Digital inclusion can help address loneliness and #AgeingBetter - if co-designed with older people
Summary: the Big Lottery Fund report on Ageing in the UK suggests that any use of digital technology to help combat loneliness should be developed in the context of older people's preferences for traditional media, phones, and email. That throws up a challenge for BIG policy teams that might best be addressed through simulations and co-design, as well as a review of “what works”.
The Digital Inclusion section of the report on Ageing in the UK, which I wrote about yesterday, is particularly useful because it goes beyond people's use of computers and other devices, and puts that in the context of other media and methods that people use to get information and communicate.
Since the focus of concern is loneliness, it is important to find from the report that phone calls are most important, and television is seen as a main means of company. Overall, traditional media like TV, radio and print remain enormously important for older people.
Add-in that for people online, email is rated as far more important than social media, and you can build up a picture that's rather different from the UK as a smartphone society.
Here's slides about the report, which I've clipped from the pdf:
The report, by Trajectory for Big Lottery Foundation, does emphasise that digital inclusion is hugely important when analysing loneliness among older people. As digital literacy increases, and people adopt tablets and smartphones, the scope for easily using online methods beyond email increases. That's evident from projects that BIG has funded, and, for example, the work of my friend John Popham.

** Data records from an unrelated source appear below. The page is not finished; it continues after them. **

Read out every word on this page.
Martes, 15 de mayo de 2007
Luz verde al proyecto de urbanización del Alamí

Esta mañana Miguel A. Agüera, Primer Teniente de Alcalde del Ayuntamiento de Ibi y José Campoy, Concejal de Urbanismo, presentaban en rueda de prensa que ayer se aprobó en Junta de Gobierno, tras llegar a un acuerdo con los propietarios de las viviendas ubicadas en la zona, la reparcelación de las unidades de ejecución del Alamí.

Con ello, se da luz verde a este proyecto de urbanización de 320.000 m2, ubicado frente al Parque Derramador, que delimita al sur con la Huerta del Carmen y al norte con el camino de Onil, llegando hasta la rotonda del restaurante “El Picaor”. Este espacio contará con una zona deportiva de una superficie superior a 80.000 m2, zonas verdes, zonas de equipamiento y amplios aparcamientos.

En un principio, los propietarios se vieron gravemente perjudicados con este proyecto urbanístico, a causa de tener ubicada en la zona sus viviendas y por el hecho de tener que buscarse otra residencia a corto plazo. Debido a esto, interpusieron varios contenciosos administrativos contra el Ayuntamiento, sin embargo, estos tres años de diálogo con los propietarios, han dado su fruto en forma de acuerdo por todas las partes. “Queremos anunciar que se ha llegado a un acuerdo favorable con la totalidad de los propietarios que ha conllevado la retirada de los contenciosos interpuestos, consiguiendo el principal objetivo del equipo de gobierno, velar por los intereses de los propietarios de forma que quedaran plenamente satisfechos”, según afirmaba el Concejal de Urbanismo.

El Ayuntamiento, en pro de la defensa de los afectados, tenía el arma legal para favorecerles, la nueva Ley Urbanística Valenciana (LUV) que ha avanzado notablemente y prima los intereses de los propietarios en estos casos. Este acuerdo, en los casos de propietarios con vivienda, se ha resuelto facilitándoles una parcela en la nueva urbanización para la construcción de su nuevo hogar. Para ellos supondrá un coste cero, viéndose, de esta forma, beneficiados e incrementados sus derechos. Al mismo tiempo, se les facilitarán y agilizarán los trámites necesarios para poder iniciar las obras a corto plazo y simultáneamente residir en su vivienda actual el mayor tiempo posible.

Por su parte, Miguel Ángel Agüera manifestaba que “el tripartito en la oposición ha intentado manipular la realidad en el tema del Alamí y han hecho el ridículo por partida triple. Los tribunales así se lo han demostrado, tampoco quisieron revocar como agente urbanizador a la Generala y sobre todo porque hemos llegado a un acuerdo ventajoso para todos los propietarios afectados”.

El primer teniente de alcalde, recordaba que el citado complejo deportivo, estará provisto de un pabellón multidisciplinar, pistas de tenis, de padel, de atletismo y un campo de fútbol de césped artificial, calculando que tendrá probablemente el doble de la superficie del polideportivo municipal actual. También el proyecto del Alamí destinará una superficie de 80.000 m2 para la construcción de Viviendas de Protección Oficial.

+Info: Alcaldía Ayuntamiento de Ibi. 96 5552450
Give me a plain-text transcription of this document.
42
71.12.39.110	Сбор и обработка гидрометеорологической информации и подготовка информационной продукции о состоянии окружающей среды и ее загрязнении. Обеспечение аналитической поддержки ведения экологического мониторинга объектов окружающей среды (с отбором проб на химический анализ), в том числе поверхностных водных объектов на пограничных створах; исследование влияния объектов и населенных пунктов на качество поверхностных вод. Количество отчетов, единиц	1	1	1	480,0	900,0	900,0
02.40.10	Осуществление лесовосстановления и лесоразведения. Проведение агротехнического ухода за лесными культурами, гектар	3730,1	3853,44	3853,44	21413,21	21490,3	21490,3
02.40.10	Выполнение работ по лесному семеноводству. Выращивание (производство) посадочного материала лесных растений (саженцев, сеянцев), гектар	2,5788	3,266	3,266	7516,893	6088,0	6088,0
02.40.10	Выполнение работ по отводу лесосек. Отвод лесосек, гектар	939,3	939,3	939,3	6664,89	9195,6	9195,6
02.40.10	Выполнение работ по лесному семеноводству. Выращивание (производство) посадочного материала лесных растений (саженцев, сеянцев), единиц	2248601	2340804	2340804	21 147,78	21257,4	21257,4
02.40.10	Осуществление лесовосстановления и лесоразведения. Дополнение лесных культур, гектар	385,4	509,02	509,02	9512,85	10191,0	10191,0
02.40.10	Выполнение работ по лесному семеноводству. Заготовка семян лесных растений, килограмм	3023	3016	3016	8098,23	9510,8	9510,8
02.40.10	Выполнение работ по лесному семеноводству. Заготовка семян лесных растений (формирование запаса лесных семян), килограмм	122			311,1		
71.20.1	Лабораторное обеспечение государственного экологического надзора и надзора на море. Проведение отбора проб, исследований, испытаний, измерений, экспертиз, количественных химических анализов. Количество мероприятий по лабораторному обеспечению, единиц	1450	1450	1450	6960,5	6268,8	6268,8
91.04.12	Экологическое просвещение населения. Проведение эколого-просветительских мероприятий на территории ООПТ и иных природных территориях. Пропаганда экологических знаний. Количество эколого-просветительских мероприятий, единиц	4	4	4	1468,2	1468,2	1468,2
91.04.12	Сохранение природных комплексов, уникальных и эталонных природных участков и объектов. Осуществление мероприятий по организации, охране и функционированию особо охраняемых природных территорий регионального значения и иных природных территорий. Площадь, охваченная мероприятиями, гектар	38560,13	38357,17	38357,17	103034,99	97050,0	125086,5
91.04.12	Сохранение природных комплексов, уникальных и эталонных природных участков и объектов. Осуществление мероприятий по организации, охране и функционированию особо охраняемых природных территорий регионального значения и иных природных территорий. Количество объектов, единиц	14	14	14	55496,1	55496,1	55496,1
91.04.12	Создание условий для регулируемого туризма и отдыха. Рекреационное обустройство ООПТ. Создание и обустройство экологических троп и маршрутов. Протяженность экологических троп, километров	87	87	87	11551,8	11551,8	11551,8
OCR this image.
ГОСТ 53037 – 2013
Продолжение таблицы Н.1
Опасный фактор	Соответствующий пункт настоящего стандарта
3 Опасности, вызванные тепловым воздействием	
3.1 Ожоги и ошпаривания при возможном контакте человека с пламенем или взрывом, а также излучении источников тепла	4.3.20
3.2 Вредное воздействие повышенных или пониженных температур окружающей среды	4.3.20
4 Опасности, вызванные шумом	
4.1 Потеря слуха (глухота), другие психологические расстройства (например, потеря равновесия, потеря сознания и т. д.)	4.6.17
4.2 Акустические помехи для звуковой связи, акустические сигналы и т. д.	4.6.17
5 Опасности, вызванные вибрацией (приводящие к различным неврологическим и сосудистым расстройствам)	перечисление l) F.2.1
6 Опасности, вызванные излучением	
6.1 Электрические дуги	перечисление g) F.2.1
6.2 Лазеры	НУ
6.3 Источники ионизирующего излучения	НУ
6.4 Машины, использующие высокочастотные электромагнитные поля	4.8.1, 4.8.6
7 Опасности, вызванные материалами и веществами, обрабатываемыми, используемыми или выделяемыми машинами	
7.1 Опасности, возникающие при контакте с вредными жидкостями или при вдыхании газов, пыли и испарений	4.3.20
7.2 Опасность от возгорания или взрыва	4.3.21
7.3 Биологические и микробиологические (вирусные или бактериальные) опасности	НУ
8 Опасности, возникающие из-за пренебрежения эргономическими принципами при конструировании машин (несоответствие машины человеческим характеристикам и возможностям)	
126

The challenge for the BIG policy team is now - I hope - how to take forward the recommendation in the report:
The Big Lottery Fund should take advantage, wherever possible, to integrate technology into projects that support older people, as use of the internet and mobile communication devices can help to alleviate loneliness and reduce the impact of depression and lower subjective wellbeing – as well as helping connect individuals with essential services.
The work of John, and others in the digital inclusion field, shows that people will quickly get the potential of digital technology - particularly in the form of tablets - to inform, connect, entertain, and that it doesn't necessarily involve taking a course to learn computer-based office skills. It also shows that everyone's digital preference is different.
So not only do you have to think about how to design a digital solution for an individual - as we played through in this simulation for Age UK London - but also how digital will fit into the mix of other media that people use during their day.
The BIG blogger Baba A, wrote:
Our ‘Ageing in the UK’ report summarised that people in later life have more or less the same access to digital as everyone else, but just use it differently; and that they see social media as the least important. It could be suggested that the social media tool developers themselves may need to develop a platform that is more later life user-friendly?
I think it is more an issue - as I said yesterday - of “how to help people build the blend of newspapers, magazines, phone calls, visits, relationships and maybe online activities that is right for them”. Original reference here
It's also about how to develop the digital tech capacity of community and voluntary organisations that support older people. Volunteering is the other main route to combat loneliness that the report recommends - so digitally-enabling volunteers could have double benefits as they might act as mentors. Again, there's plenty of projects showing how this may be done.
If I can be a little self-serving in proposing ways forward for BIG policy and programmes, I would suggest using something like the simple co-design approaches Drew Mackie and I have developed, as well as reviewing past projects. The simulations allow you to develop a scenario reflecting the personal or organisational situation, and then within that create personas for the people you wish to benefit and those supporting them. Cards provide a range of tech and other options.
A “what works” review of projects supporting digital inclusion, older people and organisational development would provide the content for any simulation. Older people could help develop the personas, and then play through what would really work for each organisation or individual. We did very well in a couple of hours with Age UK London - so I'm sure a better-researched programme would yield a lot of insights.
In addition I do hope that BIG will provide an opportunity to bring together people who have worked in this field to share their experience … and to discuss what really works. There's plenty of other people with ideas to contribute. Blog posts are fine, but there's nothing like getting together for a chat.
Update: A new BIG post Some words of knowledge helpfully explains the role to the foresight research programme in an interview Pete Bailey, Head of Knowledge at the Big Lottery Fund. Finding will go to the innovative Accelerating Ideas programme, which is promising.